Quentin, 29 ans, mordu de cinéma depuis le visionnage de Metropolis, qui fut à l'origine d'un véritable déclic. Toujours en quête de nouvelles découvertes pour élargir mes connaissances et ma vision du cinéma. "L'art existe et s'affirme là où il y a une soif insatiable pour le spirituel, l'idéal. Une soif qui rassemble tous les êtres humains." - Andreï Tarkovski

1 réflexion sur “Madres Paralelas (Pedro Almodovar, 2021) – Critique & Analyse

  • « Madres paralelas » de Pedro Almodóvar…
    Quel film magnifique, quel beau film, quel film émouvant où la petite histoire rejoint la grande Histoire! Déjà, le générique, de début comme de fin, est un petit bijou d’inventivité qui nous plonge directement dans l’histoire, puisque l’une des deux héroïnes est photographe professionnelle.
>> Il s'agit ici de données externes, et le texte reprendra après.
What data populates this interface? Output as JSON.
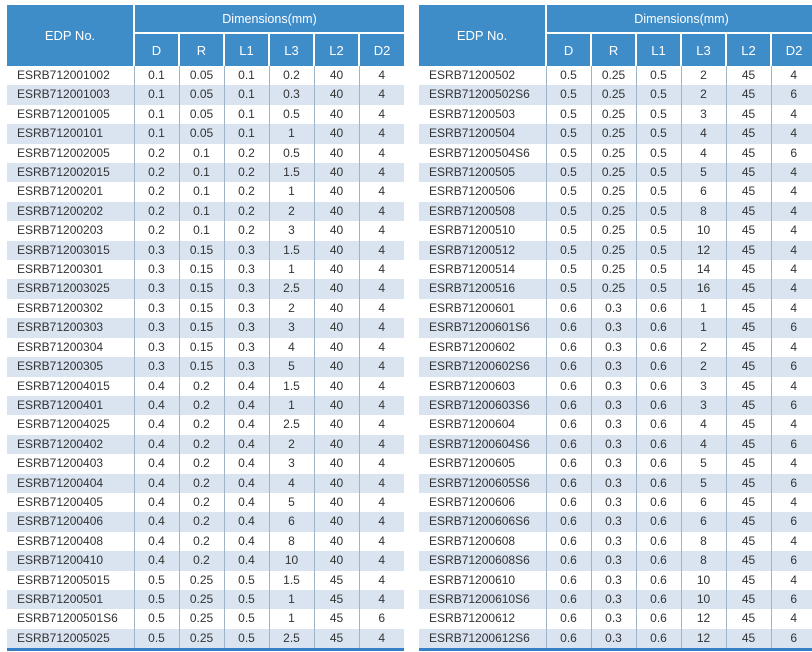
{
  "colors": {
    "header_bg": "#3E8CC8",
    "header_text": "#FFFFFF",
    "stripe": "#D9E4F0",
    "body_text": "#333333",
    "grid_line": "#9FB4C7",
    "bottom_border": "#3580C6"
  },
  "header": {
    "edp_label": "EDP No.",
    "group_label": "Dimensions(mm)",
    "sub": [
      "D",
      "R",
      "L1",
      "L3",
      "L2",
      "D2"
    ]
  },
  "tables": [
    {
      "rows": [
        [
          "ESRB712001002",
          "0.1",
          "0.05",
          "0.1",
          "0.2",
          "40",
          "4"
        ],
        [
          "ESRB712001003",
          "0.1",
          "0.05",
          "0.1",
          "0.3",
          "40",
          "4"
        ],
        [
          "ESRB712001005",
          "0.1",
          "0.05",
          "0.1",
          "0.5",
          "40",
          "4"
        ],
        [
          "ESRB71200101",
          "0.1",
          "0.05",
          "0.1",
          "1",
          "40",
          "4"
        ],
        [
          "ESRB712002005",
          "0.2",
          "0.1",
          "0.2",
          "0.5",
          "40",
          "4"
        ],
        [
          "ESRB712002015",
          "0.2",
          "0.1",
          "0.2",
          "1.5",
          "40",
          "4"
        ],
        [
          "ESRB71200201",
          "0.2",
          "0.1",
          "0.2",
          "1",
          "40",
          "4"
        ],
        [
          "ESRB71200202",
          "0.2",
          "0.1",
          "0.2",
          "2",
          "40",
          "4"
        ],
        [
          "ESRB71200203",
          "0.2",
          "0.1",
          "0.2",
          "3",
          "40",
          "4"
        ],
        [
          "ESRB712003015",
          "0.3",
          "0.15",
          "0.3",
          "1.5",
          "40",
          "4"
        ],
        [
          "ESRB71200301",
          "0.3",
          "0.15",
          "0.3",
          "1",
          "40",
          "4"
        ],
        [
          "ESRB712003025",
          "0.3",
          "0.15",
          "0.3",
          "2.5",
          "40",
          "4"
        ],
        [
          "ESRB71200302",
          "0.3",
          "0.15",
          "0.3",
          "2",
          "40",
          "4"
        ],
        [
          "ESRB71200303",
          "0.3",
          "0.15",
          "0.3",
          "3",
          "40",
          "4"
        ],
        [
          "ESRB71200304",
          "0.3",
          "0.15",
          "0.3",
          "4",
          "40",
          "4"
        ],
        [
          "ESRB71200305",
          "0.3",
          "0.15",
          "0.3",
          "5",
          "40",
          "4"
        ],
        [
          "ESRB712004015",
          "0.4",
          "0.2",
          "0.4",
          "1.5",
          "40",
          "4"
        ],
        [
          "ESRB71200401",
          "0.4",
          "0.2",
          "0.4",
          "1",
          "40",
          "4"
        ],
        [
          "ESRB712004025",
          "0.4",
          "0.2",
          "0.4",
          "2.5",
          "40",
          "4"
        ],
        [
          "ESRB71200402",
          "0.4",
          "0.2",
          "0.4",
          "2",
          "40",
          "4"
        ],
        [
          "ESRB71200403",
          "0.4",
          "0.2",
          "0.4",
          "3",
          "40",
          "4"
        ],
        [
          "ESRB71200404",
          "0.4",
          "0.2",
          "0.4",
          "4",
          "40",
          "4"
        ],
        [
          "ESRB71200405",
          "0.4",
          "0.2",
          "0.4",
          "5",
          "40",
          "4"
        ],
        [
          "ESRB71200406",
          "0.4",
          "0.2",
          "0.4",
          "6",
          "40",
          "4"
        ],
        [
          "ESRB71200408",
          "0.4",
          "0.2",
          "0.4",
          "8",
          "40",
          "4"
        ],
        [
          "ESRB71200410",
          "0.4",
          "0.2",
          "0.4",
          "10",
          "40",
          "4"
        ],
        [
          "ESRB712005015",
          "0.5",
          "0.25",
          "0.5",
          "1.5",
          "45",
          "4"
        ],
        [
          "ESRB71200501",
          "0.5",
          "0.25",
          "0.5",
          "1",
          "45",
          "4"
        ],
        [
          "ESRB71200501S6",
          "0.5",
          "0.25",
          "0.5",
          "1",
          "45",
          "6"
        ],
        [
          "ESRB712005025",
          "0.5",
          "0.25",
          "0.5",
          "2.5",
          "45",
          "4"
        ]
      ]
    },
    {
      "rows": [
        [
          "ESRB71200502",
          "0.5",
          "0.25",
          "0.5",
          "2",
          "45",
          "4"
        ],
        [
          "ESRB71200502S6",
          "0.5",
          "0.25",
          "0.5",
          "2",
          "45",
          "6"
        ],
        [
          "ESRB71200503",
          "0.5",
          "0.25",
          "0.5",
          "3",
          "45",
          "4"
        ],
        [
          "ESRB71200504",
          "0.5",
          "0.25",
          "0.5",
          "4",
          "45",
          "4"
        ],
        [
          "ESRB71200504S6",
          "0.5",
          "0.25",
          "0.5",
          "4",
          "45",
          "6"
        ],
        [
          "ESRB71200505",
          "0.5",
          "0.25",
          "0.5",
          "5",
          "45",
          "4"
        ],
        [
          "ESRB71200506",
          "0.5",
          "0.25",
          "0.5",
          "6",
          "45",
          "4"
        ],
        [
          "ESRB71200508",
          "0.5",
          "0.25",
          "0.5",
          "8",
          "45",
          "4"
        ],
        [
          "ESRB71200510",
          "0.5",
          "0.25",
          "0.5",
          "10",
          "45",
          "4"
        ],
        [
          "ESRB71200512",
          "0.5",
          "0.25",
          "0.5",
          "12",
          "45",
          "4"
        ],
        [
          "ESRB71200514",
          "0.5",
          "0.25",
          "0.5",
          "14",
          "45",
          "4"
        ],
        [
          "ESRB71200516",
          "0.5",
          "0.25",
          "0.5",
          "16",
          "45",
          "4"
        ],
        [
          "ESRB71200601",
          "0.6",
          "0.3",
          "0.6",
          "1",
          "45",
          "4"
        ],
        [
          "ESRB71200601S6",
          "0.6",
          "0.3",
          "0.6",
          "1",
          "45",
          "6"
        ],
        [
          "ESRB71200602",
          "0.6",
          "0.3",
          "0.6",
          "2",
          "45",
          "4"
        ],
        [
          "ESRB71200602S6",
          "0.6",
          "0.3",
          "0.6",
          "2",
          "45",
          "6"
        ],
        [
          "ESRB71200603",
          "0.6",
          "0.3",
          "0.6",
          "3",
          "45",
          "4"
        ],
        [
          "ESRB71200603S6",
          "0.6",
          "0.3",
          "0.6",
          "3",
          "45",
          "6"
        ],
        [
          "ESRB71200604",
          "0.6",
          "0.3",
          "0.6",
          "4",
          "45",
          "4"
        ],
        [
          "ESRB71200604S6",
          "0.6",
          "0.3",
          "0.6",
          "4",
          "45",
          "6"
        ],
        [
          "ESRB71200605",
          "0.6",
          "0.3",
          "0.6",
          "5",
          "45",
          "4"
        ],
        [
          "ESRB71200605S6",
          "0.6",
          "0.3",
          "0.6",
          "5",
          "45",
          "6"
        ],
        [
          "ESRB71200606",
          "0.6",
          "0.3",
          "0.6",
          "6",
          "45",
          "4"
        ],
        [
          "ESRB71200606S6",
          "0.6",
          "0.3",
          "0.6",
          "6",
          "45",
          "6"
        ],
        [
          "ESRB71200608",
          "0.6",
          "0.3",
          "0.6",
          "8",
          "45",
          "4"
        ],
        [
          "ESRB71200608S6",
          "0.6",
          "0.3",
          "0.6",
          "8",
          "45",
          "6"
        ],
        [
          "ESRB71200610",
          "0.6",
          "0.3",
          "0.6",
          "10",
          "45",
          "4"
        ],
        [
          "ESRB71200610S6",
          "0.6",
          "0.3",
          "0.6",
          "10",
          "45",
          "6"
        ],
        [
          "ESRB71200612",
          "0.6",
          "0.3",
          "0.6",
          "12",
          "45",
          "4"
        ],
        [
          "ESRB71200612S6",
          "0.6",
          "0.3",
          "0.6",
          "12",
          "45",
          "6"
        ]
      ]
    }
  ]
}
    Parlons d’abord du scénario qui, comme très souvent chez Almodóvar, est d’une très grande subtilité, d’une très grande originalité et d’une parfaite cohérence. Nous sommes dans un grand mélodrame, qui concerne essentiellement deux femmes et, à un moindre degré, un homme. Sans vouloir déflorer une histoire qui gagne à être découverte petit à petit, il s’agit de deux femmes, enceintes par accident, qui accouchent ensemble et qui partagent la même chambre, ce qui crée des liens indissociables entre les deux personnages. L’une, plus âgée, est ravie de sa maternité, l’autre, à peine sortie de l’adolescence, est, au contraire, complètement affolée. Puis, un grain de sable… L’intérêt envers les deux personnages est très fort et tient beaucoup à l’interprétation magistrale de naturel de Pénélope Cruz, dans un rôle magnifique et taillé sur mesure pour elle. Mais il n’y a pas qu’elle, il y a aussi Milena Smit, jeune première très brillante. Ajoutons à ce beau casting Israël Elejalde.
    L’émotion, dans cette histoire bouleversante, est très forte pour le spectateur! Difficile de retenir ses larmes face à des situations aussi dramatiques! Tous les personnages sont ce que l’on peut appeler de belles personnes. Aucune violence… Au contraire il y a beaucoup d’empathie pour des personnages, à fleur de peau, d’une grande rigueur intellectuelle en même temps que d’une grande honnêteté.
    Petit plus, qu’on ne retrouve pas forcément d’habitude chez Almodovar, le fait que la petite histoire rejoigne la grande histoire. Les personnages sont confrontés à l’histoire contemporaine de l’Espagne avec la recherche de disparus à l’époque franquiste, torturés, exécutés et enterrés dans des fosses communes. Où le scénario, là aussi, est remarquable, c’est que la narration est fluide et qu’elle n’a aucun caractère d’artificialité. Dès le début du film on est préparé à l’évocation de cette horreur et tout s’emboîte naturellement. Là aussi, évidemment, l’émotion est très forte et un des moments très émouvants du film, c’est ce défilé de femmes, mené par un personnage, remarquablement interprété par Rossy de Palma. On pense évidemment à ce grand documentaire sur ce sujet, « Le Silence des autres ». D’ailleurs, quand on fait des recherches, on n’est guère surpris:
    « Produit par Pedro Almodóvar, le documentaire « Le Silence des autres » met au premier plan des victimes de la dictature de Franco qui, encore aujourd’hui, se battent pour obtenir justice. »
    Bref, avec « Madres paralelas », nous avons affaire à du grand cinéma et, par la même occasion, à du grand Almodóvar!